I don't even know why you specifically focused on "aircraft grade" aluminum as your example. But I can counter-point that by noting its use in car-frames, engines, as armor plating in military-grade vehicles and as aircraft frames is SPECIFICALLY because of its strength to weight ratio and other qualities. Not because of cost. Granted, it may be blended with other metals to adapt their qualities but that still doesn't detract from my point. So... I don't even get why you're focusing in on one specific application out of the many I supplied. And congratulations on developing beer can technology.

posted on 14 Oct 2014, 04:47

63. vincelongman (Posts: 5082; Member since: 10 Feb 2013)

Lol the irony in your comment
The 'best' supercars, hypercars, uber-luxury vehicles, military vehicles, construction, sports equipment, aeroplanes, rockets don't even use metal, not to mention aluminum
The 'best' use composites
Polymer (plastic) matrix reinforce with fibers made from carbon fiber or kelvar or glass
Though aluminum is still used as its cheaper than other metal/alloys such as steel and titanium
But if it was viable, almost everything would be made out of composites (plastic + fiber) since they are almost better in all aspects

posted on 13 Oct 2014, 09:15

15. Napalm_3nema (Posts: 2236; Member since: 14 Jun 2013)

So much FUD. Lucy Koh never worked for Apple.

posted on 13 Oct 2014, 09:15 1

16. Chuck007 (Posts: 1307; Member since: 02 Mar 2014)

There is a fine line between blatantly copying and drawing inspiration from something. Drawing decent inspiration in a sense drives technology forward by taking an idea and refining/improving it with your personal touch (meaning not trying one's best to make it a clone), but ripoffs does nothing to the same effect - which is often an attempt to leach on others popularity. Honestly, Xiaomi being renowned in China I don't see why they see the need to copy and paste everything Apple does anymore. Heck, in a couple of years they're already guaranteed to make their mark worldwide.

Of that list however I do think you are on to something about Apple Pay lol

posted on 13 Oct 2014, 09:17 3

18. Settings (Posts: 2342; Member since: 02 Jul 2014)

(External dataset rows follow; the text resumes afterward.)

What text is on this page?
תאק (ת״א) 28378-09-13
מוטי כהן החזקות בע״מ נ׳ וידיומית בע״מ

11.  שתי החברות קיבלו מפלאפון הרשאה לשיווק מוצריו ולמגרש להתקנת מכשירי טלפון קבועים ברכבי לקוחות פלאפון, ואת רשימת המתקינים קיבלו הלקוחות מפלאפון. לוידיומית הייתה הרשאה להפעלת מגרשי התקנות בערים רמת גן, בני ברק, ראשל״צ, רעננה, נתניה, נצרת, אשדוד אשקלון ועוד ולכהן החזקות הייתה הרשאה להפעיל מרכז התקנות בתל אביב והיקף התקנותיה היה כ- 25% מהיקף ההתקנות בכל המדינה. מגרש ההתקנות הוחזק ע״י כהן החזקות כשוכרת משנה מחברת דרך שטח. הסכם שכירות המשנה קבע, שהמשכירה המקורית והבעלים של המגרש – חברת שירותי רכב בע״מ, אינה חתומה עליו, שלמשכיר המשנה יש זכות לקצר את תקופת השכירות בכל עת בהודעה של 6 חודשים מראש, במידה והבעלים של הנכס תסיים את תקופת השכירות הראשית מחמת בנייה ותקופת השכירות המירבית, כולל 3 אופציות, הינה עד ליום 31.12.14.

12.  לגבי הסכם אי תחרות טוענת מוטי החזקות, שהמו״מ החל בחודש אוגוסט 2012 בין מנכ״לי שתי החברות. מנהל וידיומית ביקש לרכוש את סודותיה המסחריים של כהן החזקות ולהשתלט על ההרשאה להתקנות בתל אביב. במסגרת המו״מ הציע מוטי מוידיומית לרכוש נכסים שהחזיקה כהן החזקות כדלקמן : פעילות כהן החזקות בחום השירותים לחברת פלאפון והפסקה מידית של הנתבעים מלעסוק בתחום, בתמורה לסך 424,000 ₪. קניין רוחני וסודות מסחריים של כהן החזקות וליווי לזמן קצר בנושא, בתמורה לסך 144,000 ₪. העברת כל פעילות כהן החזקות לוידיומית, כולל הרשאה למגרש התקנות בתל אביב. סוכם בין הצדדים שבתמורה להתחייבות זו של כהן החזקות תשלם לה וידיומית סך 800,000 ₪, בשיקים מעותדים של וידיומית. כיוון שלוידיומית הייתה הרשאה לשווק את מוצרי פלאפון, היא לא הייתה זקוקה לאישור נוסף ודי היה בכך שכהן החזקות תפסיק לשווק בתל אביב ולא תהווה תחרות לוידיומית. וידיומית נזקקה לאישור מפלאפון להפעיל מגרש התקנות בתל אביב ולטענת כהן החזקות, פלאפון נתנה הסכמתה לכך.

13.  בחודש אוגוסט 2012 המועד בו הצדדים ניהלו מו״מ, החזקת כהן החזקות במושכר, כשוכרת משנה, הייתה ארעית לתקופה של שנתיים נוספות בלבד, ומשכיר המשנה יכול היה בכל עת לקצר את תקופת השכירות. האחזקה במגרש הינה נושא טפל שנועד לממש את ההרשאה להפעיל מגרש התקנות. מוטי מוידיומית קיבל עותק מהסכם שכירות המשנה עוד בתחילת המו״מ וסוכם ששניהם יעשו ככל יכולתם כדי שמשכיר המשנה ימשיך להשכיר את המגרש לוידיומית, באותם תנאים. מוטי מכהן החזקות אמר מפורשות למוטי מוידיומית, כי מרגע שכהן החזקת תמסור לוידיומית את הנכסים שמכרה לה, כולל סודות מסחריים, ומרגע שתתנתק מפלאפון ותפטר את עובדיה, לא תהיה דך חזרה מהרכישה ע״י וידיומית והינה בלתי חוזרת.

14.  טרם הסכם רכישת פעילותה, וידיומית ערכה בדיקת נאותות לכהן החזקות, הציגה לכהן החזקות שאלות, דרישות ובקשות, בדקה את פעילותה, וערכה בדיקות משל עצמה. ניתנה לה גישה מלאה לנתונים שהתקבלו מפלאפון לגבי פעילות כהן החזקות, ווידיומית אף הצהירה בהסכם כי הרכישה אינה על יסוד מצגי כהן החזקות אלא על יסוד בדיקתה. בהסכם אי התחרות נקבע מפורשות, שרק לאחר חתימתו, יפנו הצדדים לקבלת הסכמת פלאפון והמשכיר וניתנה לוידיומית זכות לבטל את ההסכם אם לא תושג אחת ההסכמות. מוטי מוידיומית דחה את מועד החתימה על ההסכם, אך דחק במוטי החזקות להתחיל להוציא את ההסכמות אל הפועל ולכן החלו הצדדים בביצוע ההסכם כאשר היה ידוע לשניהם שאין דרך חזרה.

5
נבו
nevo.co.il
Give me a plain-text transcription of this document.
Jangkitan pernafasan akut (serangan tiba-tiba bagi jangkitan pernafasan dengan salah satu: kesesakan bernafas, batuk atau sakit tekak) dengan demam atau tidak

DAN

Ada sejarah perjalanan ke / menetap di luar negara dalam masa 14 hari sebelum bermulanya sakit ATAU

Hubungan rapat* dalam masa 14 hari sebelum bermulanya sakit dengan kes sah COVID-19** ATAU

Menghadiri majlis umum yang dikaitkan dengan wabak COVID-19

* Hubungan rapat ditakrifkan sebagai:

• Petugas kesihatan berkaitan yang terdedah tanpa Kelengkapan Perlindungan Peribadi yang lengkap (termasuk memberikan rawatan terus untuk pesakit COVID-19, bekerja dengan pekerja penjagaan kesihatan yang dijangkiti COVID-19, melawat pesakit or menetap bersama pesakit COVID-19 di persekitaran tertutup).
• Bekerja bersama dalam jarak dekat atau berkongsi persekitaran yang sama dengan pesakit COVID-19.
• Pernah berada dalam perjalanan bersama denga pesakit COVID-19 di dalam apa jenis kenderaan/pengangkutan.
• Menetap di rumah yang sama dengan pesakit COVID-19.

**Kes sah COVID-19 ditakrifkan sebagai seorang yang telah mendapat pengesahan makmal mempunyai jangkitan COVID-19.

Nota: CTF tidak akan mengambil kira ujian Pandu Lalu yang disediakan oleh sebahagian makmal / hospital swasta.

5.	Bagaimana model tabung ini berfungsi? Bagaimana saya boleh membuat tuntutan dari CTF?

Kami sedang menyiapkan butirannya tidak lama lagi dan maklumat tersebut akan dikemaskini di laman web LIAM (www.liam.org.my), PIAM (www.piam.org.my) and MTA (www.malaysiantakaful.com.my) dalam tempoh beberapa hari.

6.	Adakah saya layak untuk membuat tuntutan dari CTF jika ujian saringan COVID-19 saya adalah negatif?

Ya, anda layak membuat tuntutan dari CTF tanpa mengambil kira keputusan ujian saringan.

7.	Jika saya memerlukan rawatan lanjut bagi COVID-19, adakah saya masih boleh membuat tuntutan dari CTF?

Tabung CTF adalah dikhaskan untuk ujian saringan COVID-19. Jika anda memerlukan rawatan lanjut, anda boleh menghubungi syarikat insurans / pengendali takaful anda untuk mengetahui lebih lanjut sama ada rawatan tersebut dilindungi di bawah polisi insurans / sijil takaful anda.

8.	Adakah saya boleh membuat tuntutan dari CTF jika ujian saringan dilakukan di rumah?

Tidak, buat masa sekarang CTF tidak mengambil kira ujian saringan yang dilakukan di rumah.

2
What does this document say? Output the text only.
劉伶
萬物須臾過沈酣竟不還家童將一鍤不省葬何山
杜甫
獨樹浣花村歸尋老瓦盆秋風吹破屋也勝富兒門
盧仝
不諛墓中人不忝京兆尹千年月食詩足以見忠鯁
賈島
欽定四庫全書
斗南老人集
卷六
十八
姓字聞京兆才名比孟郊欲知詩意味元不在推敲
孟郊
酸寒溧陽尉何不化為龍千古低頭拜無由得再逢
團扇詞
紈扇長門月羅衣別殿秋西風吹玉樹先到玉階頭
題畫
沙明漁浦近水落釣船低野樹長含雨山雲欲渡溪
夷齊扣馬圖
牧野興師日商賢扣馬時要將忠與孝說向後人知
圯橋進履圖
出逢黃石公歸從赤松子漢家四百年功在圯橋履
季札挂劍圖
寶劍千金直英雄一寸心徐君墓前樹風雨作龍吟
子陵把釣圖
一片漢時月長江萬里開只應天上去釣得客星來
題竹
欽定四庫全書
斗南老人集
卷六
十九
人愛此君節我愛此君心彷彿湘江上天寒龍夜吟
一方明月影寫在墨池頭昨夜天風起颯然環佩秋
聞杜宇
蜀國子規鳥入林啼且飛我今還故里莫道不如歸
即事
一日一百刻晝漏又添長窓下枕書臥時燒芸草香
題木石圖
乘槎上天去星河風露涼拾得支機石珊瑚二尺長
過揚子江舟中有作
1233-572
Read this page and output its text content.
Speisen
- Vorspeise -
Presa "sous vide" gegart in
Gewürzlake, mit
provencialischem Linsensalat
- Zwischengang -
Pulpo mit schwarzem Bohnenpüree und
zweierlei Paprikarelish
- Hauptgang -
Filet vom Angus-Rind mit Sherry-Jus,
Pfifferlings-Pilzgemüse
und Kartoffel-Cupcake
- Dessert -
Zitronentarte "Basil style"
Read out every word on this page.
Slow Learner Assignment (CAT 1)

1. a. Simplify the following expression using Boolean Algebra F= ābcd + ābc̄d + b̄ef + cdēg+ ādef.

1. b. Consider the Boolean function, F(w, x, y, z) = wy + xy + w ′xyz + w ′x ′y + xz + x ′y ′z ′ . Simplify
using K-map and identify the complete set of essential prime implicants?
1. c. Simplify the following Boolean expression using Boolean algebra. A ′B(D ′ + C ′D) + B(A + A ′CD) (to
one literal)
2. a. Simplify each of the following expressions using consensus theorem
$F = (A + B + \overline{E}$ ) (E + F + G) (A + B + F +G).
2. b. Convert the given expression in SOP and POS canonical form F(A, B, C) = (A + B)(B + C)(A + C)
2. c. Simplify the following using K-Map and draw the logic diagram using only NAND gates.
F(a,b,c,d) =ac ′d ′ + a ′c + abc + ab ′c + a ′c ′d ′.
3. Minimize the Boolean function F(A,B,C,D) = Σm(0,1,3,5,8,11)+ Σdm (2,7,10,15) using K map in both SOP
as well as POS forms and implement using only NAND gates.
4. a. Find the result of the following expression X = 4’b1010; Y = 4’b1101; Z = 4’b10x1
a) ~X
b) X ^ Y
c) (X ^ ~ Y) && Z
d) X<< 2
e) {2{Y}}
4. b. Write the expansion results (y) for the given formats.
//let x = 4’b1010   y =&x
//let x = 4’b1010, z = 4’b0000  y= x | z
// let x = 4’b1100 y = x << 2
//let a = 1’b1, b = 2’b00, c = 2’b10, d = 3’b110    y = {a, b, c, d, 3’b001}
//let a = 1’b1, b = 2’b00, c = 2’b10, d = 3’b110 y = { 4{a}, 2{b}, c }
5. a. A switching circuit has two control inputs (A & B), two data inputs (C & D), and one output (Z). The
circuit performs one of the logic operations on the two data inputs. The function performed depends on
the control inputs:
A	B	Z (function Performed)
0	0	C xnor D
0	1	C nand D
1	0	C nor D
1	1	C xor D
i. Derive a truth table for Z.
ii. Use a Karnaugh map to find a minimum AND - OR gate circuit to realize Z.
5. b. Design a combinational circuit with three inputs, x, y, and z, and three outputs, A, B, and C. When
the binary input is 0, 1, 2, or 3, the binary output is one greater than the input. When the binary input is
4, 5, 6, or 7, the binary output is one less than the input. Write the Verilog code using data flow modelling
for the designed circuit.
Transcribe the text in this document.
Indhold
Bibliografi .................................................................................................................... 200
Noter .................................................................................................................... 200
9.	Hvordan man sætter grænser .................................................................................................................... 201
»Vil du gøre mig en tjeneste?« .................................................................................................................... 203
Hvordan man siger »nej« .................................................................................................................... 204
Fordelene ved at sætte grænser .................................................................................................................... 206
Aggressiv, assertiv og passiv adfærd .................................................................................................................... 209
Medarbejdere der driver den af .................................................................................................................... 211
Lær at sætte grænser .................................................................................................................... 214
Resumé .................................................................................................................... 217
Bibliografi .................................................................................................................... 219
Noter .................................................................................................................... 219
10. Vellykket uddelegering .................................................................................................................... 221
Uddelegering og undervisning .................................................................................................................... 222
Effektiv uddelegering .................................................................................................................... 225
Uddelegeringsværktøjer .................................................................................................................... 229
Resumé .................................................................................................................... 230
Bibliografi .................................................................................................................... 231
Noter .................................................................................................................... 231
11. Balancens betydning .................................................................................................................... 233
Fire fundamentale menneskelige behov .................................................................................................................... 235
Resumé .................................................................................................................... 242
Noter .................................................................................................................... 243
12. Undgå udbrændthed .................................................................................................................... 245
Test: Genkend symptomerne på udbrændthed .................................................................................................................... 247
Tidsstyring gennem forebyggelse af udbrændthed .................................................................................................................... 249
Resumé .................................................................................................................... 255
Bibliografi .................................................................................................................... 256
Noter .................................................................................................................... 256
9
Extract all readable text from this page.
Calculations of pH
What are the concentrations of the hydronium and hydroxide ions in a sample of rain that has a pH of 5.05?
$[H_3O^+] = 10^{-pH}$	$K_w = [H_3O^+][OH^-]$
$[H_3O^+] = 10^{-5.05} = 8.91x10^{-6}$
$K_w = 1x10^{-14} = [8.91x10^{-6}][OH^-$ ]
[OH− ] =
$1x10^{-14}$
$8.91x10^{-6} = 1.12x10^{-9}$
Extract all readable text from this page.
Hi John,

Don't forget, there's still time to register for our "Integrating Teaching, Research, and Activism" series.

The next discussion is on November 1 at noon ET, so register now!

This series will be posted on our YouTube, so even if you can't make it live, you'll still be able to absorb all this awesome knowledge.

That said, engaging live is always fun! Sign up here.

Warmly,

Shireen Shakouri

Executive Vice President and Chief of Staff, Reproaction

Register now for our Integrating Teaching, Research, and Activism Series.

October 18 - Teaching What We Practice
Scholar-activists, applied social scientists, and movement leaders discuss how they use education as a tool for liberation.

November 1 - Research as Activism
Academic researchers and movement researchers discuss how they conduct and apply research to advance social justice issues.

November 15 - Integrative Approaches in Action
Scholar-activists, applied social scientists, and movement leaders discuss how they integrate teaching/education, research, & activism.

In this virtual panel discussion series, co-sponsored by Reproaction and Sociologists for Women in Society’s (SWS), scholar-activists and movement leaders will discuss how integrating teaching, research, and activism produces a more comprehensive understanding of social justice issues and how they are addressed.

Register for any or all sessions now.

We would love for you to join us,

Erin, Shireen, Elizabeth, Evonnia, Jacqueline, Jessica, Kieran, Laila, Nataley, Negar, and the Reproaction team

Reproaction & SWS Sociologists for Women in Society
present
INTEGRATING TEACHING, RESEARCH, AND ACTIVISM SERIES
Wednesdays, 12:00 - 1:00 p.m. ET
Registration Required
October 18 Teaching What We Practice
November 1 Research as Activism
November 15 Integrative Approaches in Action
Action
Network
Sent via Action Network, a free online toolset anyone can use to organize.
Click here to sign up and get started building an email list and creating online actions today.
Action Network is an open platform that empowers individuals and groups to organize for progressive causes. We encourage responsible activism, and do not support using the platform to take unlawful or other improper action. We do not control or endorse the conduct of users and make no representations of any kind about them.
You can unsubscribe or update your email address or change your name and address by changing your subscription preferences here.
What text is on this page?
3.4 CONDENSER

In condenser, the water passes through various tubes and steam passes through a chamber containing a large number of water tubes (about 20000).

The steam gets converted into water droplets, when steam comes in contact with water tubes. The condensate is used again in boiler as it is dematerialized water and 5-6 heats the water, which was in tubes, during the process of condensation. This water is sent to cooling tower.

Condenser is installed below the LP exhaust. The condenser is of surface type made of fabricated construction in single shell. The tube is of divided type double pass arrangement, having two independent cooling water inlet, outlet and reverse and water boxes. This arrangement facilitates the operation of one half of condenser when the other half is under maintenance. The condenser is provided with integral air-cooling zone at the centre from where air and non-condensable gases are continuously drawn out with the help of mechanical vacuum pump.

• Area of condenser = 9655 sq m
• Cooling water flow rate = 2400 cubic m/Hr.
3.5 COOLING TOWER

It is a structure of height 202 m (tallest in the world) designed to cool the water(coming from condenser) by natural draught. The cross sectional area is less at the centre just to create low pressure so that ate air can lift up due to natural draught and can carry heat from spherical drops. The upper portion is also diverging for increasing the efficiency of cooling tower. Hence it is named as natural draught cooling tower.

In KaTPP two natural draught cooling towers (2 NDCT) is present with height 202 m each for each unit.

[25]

We all know iOS isn't clean in the "innovation" department but it doesnt mean all other mobile OSes are discounted in the fact.
They have copied each other one way or another.
Its not news anymore who copied who, but who sells more with their own side of innovation. Then suing comes to place

posted on 13 Oct 2014, 09:55 1

32. TerryTerius (unregistered)

If companies were a bit more honest about the fact that they borrow from one another and develop off each others ideas instead of zealously denying it, you'd clear up a lot of that. On one hand, you have to set limitations because you want to defend your product and revenue stream by preventing clones popping up everywhere... But as you say, no-one has clean hands. Especially Apple who believes absolutely no-one deserves credit for good ideas but them and only they are allowed to be "innovative".